Today I conquered a fear of mine I have had for a long time. I played piano in front of an audience! And they loved me!
Okay, so the back story goes like this: I started taking piano lessons when I was 15, by no means an old age but relatively late compared to many musical prodigies. Although I picked it up quickly and absolutely loved playing, I was not as used to being a ‘pianist’ and always found it difficult to play in front of other people. It was a self-image thing: I ‘just didn’t do that’ because ‘that’s not who I am’.
Sound familiar? Everyone has these sorts of limiting beliefs, or has had them, in some aspect of their life. These brains of ours are funny things. They can make you believe all sorts of crazy nonsense, and that’s often when it comes true!
Anyway, I had always wanted to volunteer to play at a local nursing home, after my teacher suggested doing so to help with my exam practise a few years ago. In 2010, I enquired about it at a retirement village near my house, and went back a few times to do paperwork. However, the red-tape proved too mighty and my starring role fell by the wayside. I tried to reprise my position last year, but ironically, the paperwork again made things complicated, and we lost touch and I let it go. Again.
This thing was starting to overcome me; I felt like I couldn’t do it, so why even try?
Last week, after thinking that ‘I Should Really Do That’ all year, I finally picked up the phone and called the nursing home again. I went in to see the coordinator on Tuesday, a different one to the previous ones I had dealt with. She was a breeze – asked me a few questions and said I would be welcome to come anytime. And I would even be paid! This was a mega-bonus, one that I was unprepared for initially, because I really just wanted to come to improve my piano skills and give a few elderly people a little bit of joy.

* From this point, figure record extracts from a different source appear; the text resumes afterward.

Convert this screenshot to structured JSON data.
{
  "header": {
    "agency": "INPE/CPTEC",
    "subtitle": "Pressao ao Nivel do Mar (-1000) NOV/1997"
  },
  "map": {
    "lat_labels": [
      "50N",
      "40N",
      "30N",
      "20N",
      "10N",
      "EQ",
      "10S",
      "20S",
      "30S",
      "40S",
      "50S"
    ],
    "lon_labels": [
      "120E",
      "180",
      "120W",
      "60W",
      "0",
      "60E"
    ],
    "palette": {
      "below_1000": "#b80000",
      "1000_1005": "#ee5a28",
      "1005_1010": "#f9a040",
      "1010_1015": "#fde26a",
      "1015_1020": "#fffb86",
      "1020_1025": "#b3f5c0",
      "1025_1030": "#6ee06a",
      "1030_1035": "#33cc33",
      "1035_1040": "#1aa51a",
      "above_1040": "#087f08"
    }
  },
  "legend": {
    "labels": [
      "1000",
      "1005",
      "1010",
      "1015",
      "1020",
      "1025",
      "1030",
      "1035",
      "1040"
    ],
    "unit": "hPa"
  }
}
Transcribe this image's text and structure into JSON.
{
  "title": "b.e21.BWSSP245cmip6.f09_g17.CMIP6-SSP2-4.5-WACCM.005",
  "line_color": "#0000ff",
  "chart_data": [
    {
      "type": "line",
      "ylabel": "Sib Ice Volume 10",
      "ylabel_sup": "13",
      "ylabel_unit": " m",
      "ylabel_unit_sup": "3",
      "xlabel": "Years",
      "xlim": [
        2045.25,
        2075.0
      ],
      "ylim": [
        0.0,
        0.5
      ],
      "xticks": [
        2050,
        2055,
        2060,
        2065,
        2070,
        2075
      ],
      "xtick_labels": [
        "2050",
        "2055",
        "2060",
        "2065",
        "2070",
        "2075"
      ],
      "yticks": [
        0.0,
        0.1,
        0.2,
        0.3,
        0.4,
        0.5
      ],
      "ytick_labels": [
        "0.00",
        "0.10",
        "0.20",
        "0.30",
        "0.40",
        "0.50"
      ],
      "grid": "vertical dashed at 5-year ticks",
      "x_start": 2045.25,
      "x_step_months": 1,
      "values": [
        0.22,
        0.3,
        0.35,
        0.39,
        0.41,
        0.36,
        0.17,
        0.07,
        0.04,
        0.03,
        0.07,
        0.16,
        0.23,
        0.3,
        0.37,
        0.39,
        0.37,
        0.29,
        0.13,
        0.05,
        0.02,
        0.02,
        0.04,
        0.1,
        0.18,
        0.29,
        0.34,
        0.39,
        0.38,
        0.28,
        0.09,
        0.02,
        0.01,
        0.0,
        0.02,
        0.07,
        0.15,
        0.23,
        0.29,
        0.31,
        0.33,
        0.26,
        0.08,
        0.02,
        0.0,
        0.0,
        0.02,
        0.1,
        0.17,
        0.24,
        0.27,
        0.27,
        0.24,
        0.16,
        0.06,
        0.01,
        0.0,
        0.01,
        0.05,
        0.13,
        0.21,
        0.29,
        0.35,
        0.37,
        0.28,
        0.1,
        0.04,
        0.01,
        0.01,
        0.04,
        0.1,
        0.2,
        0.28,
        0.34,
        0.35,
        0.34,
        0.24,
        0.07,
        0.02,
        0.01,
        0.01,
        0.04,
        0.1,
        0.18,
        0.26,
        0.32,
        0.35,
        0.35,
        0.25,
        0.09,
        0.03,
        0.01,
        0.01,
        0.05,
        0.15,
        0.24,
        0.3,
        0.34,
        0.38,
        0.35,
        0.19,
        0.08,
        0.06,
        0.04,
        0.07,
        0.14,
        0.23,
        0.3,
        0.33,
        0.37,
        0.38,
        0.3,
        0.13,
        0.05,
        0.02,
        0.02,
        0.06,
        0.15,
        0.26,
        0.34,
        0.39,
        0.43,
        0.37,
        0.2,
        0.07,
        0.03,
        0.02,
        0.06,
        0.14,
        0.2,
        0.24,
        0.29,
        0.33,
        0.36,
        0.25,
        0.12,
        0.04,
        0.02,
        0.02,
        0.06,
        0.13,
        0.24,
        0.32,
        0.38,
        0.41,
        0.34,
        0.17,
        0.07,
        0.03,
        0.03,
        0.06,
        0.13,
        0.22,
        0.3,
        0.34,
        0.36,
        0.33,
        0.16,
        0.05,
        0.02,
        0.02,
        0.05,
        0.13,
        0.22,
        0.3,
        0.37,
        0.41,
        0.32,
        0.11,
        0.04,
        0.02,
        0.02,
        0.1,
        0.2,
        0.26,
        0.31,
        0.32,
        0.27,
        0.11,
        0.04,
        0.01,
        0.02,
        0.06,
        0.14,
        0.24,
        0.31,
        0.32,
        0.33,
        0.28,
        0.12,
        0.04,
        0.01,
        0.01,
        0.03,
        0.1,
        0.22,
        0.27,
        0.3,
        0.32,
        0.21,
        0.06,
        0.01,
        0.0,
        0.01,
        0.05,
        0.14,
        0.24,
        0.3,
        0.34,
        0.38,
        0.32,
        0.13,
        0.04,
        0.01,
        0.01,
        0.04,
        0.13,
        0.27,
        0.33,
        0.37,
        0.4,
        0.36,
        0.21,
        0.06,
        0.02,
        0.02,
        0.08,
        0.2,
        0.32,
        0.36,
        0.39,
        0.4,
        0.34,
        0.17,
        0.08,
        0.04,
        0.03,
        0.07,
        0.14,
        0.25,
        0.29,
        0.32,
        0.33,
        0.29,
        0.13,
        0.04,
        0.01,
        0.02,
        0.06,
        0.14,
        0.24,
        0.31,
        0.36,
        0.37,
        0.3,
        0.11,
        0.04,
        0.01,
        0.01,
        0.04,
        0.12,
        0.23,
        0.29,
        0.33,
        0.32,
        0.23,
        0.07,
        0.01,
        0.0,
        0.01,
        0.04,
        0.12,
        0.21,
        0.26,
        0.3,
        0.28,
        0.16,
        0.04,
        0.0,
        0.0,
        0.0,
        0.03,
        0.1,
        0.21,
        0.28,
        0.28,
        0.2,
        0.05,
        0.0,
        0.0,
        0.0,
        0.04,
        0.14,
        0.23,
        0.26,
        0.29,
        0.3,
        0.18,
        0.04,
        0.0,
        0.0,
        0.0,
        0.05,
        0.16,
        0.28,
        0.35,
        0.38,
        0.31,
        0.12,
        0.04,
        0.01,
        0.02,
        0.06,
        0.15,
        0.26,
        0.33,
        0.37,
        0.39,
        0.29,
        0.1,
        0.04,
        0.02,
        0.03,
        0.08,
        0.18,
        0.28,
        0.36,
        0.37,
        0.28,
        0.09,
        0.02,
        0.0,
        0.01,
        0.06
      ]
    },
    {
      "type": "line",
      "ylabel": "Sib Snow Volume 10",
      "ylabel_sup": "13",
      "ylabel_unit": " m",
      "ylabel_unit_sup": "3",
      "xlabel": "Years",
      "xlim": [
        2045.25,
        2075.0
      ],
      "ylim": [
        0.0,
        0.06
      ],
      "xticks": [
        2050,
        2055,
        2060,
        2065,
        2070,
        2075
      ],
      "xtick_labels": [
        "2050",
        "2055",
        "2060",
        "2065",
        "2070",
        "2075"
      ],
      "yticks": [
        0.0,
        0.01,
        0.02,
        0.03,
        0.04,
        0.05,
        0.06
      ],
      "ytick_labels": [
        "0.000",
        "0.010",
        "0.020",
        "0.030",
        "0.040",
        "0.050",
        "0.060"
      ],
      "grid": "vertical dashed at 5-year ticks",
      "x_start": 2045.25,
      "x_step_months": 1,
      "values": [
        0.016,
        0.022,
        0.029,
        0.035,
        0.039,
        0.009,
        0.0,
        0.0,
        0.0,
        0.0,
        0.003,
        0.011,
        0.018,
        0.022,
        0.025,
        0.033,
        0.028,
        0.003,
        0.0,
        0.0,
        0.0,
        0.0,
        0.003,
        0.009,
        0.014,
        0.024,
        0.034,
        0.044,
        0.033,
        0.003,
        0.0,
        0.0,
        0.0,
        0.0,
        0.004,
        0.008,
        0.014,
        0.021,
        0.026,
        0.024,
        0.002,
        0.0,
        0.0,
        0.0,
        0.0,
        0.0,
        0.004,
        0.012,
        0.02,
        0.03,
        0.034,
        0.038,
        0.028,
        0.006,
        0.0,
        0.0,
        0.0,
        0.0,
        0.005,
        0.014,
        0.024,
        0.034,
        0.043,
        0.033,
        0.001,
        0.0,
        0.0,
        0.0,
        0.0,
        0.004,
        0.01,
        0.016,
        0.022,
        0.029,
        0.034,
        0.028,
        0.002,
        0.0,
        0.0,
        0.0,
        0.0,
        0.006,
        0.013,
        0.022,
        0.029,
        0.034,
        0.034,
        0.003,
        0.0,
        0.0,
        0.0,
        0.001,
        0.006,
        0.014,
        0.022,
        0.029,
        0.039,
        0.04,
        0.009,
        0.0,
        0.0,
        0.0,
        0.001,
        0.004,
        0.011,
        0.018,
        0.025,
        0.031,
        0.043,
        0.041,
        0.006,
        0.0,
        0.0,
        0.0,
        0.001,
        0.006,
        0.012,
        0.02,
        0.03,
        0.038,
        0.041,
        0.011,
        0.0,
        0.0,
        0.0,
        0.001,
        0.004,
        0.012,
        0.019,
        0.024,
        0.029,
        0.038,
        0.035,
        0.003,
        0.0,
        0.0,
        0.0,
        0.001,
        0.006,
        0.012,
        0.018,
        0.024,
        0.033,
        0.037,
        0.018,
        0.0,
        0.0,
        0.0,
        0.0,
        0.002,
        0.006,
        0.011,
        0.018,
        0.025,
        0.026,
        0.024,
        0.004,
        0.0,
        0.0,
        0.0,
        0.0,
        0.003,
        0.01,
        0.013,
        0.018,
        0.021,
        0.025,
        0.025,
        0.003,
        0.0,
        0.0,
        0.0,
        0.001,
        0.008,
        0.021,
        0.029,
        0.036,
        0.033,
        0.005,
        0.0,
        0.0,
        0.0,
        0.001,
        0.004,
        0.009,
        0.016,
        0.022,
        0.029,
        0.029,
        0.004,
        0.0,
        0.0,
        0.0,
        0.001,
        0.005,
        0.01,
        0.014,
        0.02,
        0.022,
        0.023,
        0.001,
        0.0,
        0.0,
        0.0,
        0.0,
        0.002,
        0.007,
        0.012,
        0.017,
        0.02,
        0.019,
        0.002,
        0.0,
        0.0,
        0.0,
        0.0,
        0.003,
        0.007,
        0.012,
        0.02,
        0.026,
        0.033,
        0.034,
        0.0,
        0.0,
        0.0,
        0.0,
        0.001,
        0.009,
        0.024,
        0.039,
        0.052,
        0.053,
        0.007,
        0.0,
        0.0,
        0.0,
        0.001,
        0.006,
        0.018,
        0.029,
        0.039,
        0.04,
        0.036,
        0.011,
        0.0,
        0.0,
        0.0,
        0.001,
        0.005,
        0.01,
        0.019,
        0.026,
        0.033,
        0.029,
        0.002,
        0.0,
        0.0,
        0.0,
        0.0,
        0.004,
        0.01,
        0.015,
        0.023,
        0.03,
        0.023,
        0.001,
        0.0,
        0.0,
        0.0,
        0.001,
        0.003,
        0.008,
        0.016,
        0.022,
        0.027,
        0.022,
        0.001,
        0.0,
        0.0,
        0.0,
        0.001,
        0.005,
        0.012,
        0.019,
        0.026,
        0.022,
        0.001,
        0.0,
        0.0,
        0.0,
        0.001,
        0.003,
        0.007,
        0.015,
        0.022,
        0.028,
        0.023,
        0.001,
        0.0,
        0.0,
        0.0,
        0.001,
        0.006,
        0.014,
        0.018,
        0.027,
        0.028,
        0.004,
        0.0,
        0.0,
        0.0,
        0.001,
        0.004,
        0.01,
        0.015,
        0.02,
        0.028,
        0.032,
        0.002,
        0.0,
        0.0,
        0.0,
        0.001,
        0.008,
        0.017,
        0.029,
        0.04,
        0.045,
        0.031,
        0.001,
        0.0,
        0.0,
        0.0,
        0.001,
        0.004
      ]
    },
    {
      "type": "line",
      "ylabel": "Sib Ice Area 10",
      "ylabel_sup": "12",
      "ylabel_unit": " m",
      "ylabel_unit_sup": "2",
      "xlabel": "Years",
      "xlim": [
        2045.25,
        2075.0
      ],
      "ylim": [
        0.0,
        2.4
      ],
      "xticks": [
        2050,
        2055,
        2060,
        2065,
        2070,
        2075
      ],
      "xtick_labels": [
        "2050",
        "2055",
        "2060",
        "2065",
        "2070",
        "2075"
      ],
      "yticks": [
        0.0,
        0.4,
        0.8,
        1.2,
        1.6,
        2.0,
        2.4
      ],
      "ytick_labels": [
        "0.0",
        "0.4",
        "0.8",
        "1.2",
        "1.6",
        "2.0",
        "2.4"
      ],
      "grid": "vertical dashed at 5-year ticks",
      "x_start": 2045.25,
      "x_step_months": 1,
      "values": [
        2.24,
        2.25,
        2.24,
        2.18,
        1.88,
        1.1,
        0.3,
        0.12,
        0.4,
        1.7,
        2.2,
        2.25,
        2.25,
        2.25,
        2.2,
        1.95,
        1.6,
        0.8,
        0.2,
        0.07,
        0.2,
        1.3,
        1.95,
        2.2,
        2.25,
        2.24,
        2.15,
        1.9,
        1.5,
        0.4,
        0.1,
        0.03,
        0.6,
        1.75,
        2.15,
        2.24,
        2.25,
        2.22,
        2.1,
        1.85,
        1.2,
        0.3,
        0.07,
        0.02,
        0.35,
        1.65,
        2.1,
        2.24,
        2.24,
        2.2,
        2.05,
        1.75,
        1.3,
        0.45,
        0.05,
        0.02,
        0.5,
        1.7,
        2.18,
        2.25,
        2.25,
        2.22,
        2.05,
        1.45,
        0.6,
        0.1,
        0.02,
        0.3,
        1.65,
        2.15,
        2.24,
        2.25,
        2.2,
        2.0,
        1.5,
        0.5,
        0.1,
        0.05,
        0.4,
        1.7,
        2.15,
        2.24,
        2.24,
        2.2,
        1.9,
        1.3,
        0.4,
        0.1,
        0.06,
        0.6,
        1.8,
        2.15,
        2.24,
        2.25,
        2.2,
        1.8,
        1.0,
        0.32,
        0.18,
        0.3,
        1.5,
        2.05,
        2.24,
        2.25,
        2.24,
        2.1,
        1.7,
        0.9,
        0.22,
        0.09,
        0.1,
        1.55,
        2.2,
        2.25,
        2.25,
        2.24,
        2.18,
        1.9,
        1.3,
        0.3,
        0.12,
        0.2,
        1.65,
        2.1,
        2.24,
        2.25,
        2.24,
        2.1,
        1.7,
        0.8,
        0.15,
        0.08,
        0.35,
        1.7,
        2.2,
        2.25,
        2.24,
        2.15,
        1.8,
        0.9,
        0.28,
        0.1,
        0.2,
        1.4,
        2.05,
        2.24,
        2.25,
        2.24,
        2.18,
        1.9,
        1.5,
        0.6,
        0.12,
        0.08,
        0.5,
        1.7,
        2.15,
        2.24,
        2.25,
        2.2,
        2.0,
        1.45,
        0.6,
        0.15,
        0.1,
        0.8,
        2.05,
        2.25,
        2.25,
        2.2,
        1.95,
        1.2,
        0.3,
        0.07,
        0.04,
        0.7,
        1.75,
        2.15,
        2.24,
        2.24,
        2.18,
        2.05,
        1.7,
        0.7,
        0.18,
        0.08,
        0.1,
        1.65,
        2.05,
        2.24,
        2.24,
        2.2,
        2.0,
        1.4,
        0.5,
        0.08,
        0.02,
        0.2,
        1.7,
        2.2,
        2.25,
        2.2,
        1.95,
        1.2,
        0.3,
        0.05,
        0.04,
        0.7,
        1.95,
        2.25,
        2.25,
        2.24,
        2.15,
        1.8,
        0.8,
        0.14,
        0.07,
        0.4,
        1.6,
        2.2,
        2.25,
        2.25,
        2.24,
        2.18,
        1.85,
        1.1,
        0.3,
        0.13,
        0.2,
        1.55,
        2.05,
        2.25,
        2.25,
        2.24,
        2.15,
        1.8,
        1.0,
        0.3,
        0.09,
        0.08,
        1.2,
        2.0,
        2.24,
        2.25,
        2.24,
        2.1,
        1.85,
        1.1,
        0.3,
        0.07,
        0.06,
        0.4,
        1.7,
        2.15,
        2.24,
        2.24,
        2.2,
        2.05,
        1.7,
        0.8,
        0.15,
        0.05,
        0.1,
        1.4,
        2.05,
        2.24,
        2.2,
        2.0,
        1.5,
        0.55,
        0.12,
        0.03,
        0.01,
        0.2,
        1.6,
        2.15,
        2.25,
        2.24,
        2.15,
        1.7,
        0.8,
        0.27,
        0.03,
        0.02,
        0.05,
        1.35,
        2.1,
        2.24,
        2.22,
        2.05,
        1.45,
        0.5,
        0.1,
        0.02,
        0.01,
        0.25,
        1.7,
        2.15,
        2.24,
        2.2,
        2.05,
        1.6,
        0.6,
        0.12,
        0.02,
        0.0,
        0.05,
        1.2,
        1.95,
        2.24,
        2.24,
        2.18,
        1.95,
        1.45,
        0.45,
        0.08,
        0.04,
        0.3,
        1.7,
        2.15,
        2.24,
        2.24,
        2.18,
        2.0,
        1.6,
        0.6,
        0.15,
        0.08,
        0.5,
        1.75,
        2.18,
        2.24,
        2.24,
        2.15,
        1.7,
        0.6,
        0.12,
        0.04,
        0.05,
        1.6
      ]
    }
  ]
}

Today was D-Day; I had been nervous about it all week. Reprising some of my old pieces was sometimes easy, sometimes disheartening. Voices inside my head tried to sway me, and they sometimes succeeded. When this happens, my fingers stop working and the flow is interrupted, and this can be difficult to get back. After playing a few tunes in my living room in the morning, I headed off for my debut performance!
I was pretty damn scared, just because it is something unfamiliar, uncomfortable and was really putting me ‘out there’. At the same time, I knew that the residents would enjoy anything I did, and even just the fact that I was coming would be appreciated. That helped a lot. I knew I was going to do it anyway, and the world wouldn’t end, so in I went!
After a few greetings (and an admission of the presence of some mega nerves), I sat down for my first piece. I chose Bach’s Prelude in C Major because it is a beautiful piece (I knew it would be a crowd favourite – and I wasn’t wrong) and also I remembered it well from the years ago when I had practised it religiously. As I was playing, I was thinking to myself, ‘Oh my goodness, I’m actually doing this!’ It was a pretty special feeling. No matter how small it may seem or sound, this was huge for me. And it was even huger when I finished the piece and everyone clapped! It was so nice! Oh my goodness, what a feeling! I can see how people would get addicted to this… For me, I felt so accepted and appreciated and that I had conquered my fear. It was a very special feeling and one I won’t forget for a long time.
After my debut piece, I played a number of other songs, from all different genres, with varying degrees of success. As I started a jazz piece, they started clapping along – it was so cute. I felt really happy to be able to bring a little bit of light into these peoples’ lives. Of course, I made numerous errors, sometimes going completely off track and off key. They were a great audience though, very forgiving and kind. I thought to myself, ‘if this is as bad as making mistakes feels, everything will get better from here’. I want to be kind to myself because, although it was by no means perfect, the fact that I actually went and performed meant that I had achieved a longstanding goal. I am proud of myself for that.
I left at 12 so that everyone could have lunch, received my payment (can’t believe it, my first paid gig!) and scheduled to come in on Tuesday. I will definitely be honing my repertoire this weekend, that’s for sure! It’s funny how taking action, even in small ways, can really make a big difference. I still can’t quite believe I did it, and although I will feel nerves again, the fact that I have already done it and survived gives the fear less power. Fear is the most powerful emotion that stops us from doing things we want to do (according to Jeremy Renner, among others) and that’s not a good enough reason for me not to aim for my potential. Besides, it’s fun! I had a great time and a good old yarn to the residents too, they were lovely people and I’m looking forward to seeing them again.
If you have ever put off doing anything out of fear, I understand that feeling. By taking the tiniest of steps, however, you will slowly wear away at it, even just by acknowledging your competence and boldness in taking action. If you are prepared to push yourself out of your comfort zone (a teensy, tiny bit!) then how would you not be able to handle something way less scary than that? Often the notion of simply trying something new is far more terrifying than the act itself. I hope you have fun conquering your fears, and I will keep you informed of my piano-playing progress!